Demikian hal ini disampaikan Direktur LBH Surabaya, Abdul Wahid, dalam diskusi yang digelar Fakultas Hukum Universitas Airlangga Surabaya dan IMPARSIAL, Kamis, 27 Juli 2023 bertema “Problematika Revisi UU TNI Ditinjau dari Perspektif Hukum, Politik dan Hak Asasi Manusia”.
"Draft revisi UU TNI yang beredar saat ini sangat berbahaya karena dapat menguatkan kembali konflik antara masyarakat dengan TNI, menguatkan kembali berbagai bentuk pelanggaran yang dilakukan oleh TNI karena TNI bisa terlibat dalam fungsi non-pertahanan. Padahal fungsi asli militer kita adalah untuk pertahanan," katanya.
Dijelaskan, Revisi UU TNI sebenarnya sudah ada sejak 2010 dan baru pada tahun 2019 muncul Naskah Akademiknya.
Ia melanjutkan, revisi UU TNI ini mencampuradukkan tugas pertahanan dan keamanan.
Sementara sebetulnya harus ada pemisahan yang jelas antara tugas pertahanan dan keamanan, jika tidak maka potensial terjadi konflik.
"Banyak substansi yang bermasalah di dalam draf revisi UU TNI ini salah satunya adalah terkait dengan peradilan militer. Sistem peradilan militer sangat tertutup. Seperti pengalaman LBH ketika mengadvokasi kasus bapak Indra Azwan yang anaknya tewas ditabrak oleh polisi, ketika itu Polri masih di bawah ABRI, dari tahun 1992 sampai sekarang kasusnya tidak selesai," katanya.
Ia mengkritik peradilan militer, yang menurutnya tidak ada praperadilan tidak ada dan juga tidak akuntabel.
"Selain itu juga terdapat penambahan tugas militer selain perang, dari sebelumnya 14 menjadi 19 tugas. Angka yang ke 19 menjadi cek kosong bagi TNI untuk terlibat dalam berbagai urusan keamanan," katanya.
"Isu surplus perwira TNI tidak bisa diatasi dengan penambahan jabatan TNI aktif yang menempati jabatan sipil, melainkan beberapa solusi yang mesti dijalankan secara bersamaan seperti membatasi Sesko TNI, menerapkan meritokrasi sistem dalam kenaikan pangkat, dan membentuk divisi-divisi yang relevan dengan tugas-tugas pertahanan seperti divisi cyber pertahanan."
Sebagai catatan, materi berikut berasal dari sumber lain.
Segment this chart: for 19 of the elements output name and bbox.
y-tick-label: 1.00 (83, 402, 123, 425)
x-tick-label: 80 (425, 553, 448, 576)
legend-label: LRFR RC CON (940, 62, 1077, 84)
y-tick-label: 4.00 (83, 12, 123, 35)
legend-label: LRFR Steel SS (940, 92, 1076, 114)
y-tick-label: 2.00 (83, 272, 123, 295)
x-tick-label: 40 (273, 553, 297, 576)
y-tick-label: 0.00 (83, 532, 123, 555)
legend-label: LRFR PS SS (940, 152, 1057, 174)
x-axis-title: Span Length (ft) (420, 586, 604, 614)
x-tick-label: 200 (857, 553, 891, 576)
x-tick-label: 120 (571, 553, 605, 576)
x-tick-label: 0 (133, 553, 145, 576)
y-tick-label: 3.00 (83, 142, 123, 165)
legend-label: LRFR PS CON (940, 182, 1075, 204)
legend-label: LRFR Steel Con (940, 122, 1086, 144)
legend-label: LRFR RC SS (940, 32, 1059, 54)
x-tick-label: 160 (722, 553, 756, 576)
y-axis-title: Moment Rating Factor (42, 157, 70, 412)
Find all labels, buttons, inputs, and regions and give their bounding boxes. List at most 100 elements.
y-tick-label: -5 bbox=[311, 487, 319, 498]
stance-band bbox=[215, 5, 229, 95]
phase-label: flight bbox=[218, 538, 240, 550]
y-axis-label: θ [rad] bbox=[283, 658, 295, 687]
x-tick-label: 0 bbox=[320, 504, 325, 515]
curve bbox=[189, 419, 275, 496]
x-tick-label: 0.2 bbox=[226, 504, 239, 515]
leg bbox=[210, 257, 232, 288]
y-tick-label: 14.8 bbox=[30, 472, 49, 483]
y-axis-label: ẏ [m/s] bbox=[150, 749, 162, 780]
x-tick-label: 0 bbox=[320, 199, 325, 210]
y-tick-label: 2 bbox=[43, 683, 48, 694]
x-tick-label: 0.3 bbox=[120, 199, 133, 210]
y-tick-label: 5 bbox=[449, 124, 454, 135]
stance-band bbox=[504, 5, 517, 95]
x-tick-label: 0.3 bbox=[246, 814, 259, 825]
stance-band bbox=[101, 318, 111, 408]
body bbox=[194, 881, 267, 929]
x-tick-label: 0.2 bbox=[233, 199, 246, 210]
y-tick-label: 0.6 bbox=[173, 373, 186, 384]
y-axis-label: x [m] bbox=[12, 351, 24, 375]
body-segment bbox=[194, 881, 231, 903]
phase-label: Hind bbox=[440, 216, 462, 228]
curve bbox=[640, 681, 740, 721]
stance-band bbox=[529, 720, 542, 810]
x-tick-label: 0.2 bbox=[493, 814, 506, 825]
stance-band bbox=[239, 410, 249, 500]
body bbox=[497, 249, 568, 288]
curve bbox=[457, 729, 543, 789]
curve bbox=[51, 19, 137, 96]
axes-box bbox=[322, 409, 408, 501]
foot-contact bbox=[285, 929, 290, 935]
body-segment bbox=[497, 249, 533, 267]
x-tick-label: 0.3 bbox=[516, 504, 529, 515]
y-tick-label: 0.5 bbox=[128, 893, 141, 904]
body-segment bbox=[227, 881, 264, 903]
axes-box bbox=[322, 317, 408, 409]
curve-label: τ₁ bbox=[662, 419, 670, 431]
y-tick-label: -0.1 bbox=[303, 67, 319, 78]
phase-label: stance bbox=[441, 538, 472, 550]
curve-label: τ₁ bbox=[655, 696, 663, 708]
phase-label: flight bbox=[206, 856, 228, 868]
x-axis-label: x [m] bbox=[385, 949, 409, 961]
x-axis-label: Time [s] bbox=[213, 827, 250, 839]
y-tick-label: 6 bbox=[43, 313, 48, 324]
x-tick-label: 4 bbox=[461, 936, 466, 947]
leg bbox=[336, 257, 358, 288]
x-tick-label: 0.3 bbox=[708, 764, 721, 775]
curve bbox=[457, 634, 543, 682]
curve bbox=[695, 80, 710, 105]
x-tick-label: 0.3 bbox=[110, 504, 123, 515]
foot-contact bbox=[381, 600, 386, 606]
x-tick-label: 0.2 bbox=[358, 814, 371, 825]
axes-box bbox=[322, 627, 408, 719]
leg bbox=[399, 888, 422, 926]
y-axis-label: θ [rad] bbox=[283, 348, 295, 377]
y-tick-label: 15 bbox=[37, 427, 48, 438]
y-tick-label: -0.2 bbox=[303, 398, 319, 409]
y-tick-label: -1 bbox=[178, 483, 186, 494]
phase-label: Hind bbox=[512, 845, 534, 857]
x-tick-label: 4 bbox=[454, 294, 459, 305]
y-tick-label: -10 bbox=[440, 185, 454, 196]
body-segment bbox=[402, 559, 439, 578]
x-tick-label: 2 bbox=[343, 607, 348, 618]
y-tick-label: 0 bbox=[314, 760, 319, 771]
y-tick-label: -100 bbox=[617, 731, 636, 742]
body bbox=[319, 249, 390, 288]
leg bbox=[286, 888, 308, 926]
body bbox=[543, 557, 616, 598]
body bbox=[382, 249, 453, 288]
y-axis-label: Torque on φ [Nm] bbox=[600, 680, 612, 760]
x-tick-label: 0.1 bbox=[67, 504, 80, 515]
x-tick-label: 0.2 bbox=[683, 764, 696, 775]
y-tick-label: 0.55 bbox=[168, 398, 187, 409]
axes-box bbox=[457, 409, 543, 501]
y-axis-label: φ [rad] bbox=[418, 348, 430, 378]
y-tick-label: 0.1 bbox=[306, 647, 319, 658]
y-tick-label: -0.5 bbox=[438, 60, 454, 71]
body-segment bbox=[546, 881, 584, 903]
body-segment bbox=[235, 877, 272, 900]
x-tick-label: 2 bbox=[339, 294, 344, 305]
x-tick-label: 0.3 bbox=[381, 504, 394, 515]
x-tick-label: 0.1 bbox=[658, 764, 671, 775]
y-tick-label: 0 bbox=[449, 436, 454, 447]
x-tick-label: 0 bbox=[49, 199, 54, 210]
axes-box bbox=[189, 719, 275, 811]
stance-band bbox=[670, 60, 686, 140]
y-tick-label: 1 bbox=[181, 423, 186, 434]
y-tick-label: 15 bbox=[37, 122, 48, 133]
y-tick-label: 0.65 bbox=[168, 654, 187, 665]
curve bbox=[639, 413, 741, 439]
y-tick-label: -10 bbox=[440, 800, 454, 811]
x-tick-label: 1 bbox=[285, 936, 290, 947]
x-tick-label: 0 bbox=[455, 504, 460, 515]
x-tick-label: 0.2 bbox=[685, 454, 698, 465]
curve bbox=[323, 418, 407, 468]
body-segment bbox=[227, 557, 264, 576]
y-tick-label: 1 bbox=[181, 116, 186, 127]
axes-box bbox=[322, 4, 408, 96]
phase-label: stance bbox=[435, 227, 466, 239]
Menurutnya, masuknya klausul keamanan menjadi tugas TNI itu bertentangan dengan Konstitusi.
Sementara Joko Santoso, Dosen FISIP Universitas Airlangga mengatakan," Kalau kita lihat pada tahun 2019 sudah muncul naskah akademik terkait revisi UU TNI ini. Secara substansi Salah satu kritik RUU TNI adalah terkait diplomasi militer, kalau ini diloloskan maka nanti akan ada diplomat diplomat militer."
Menurutnya, kecil kemungkinan revisi UU TNI ini membawa perubahan yang diharapkan.
Sebaliknya kata dia, perubahan ini justru berpotensi membuka persoalan baru dan arus balik reformasi sektor keamanan yang telah kita upayakan sebelumnya.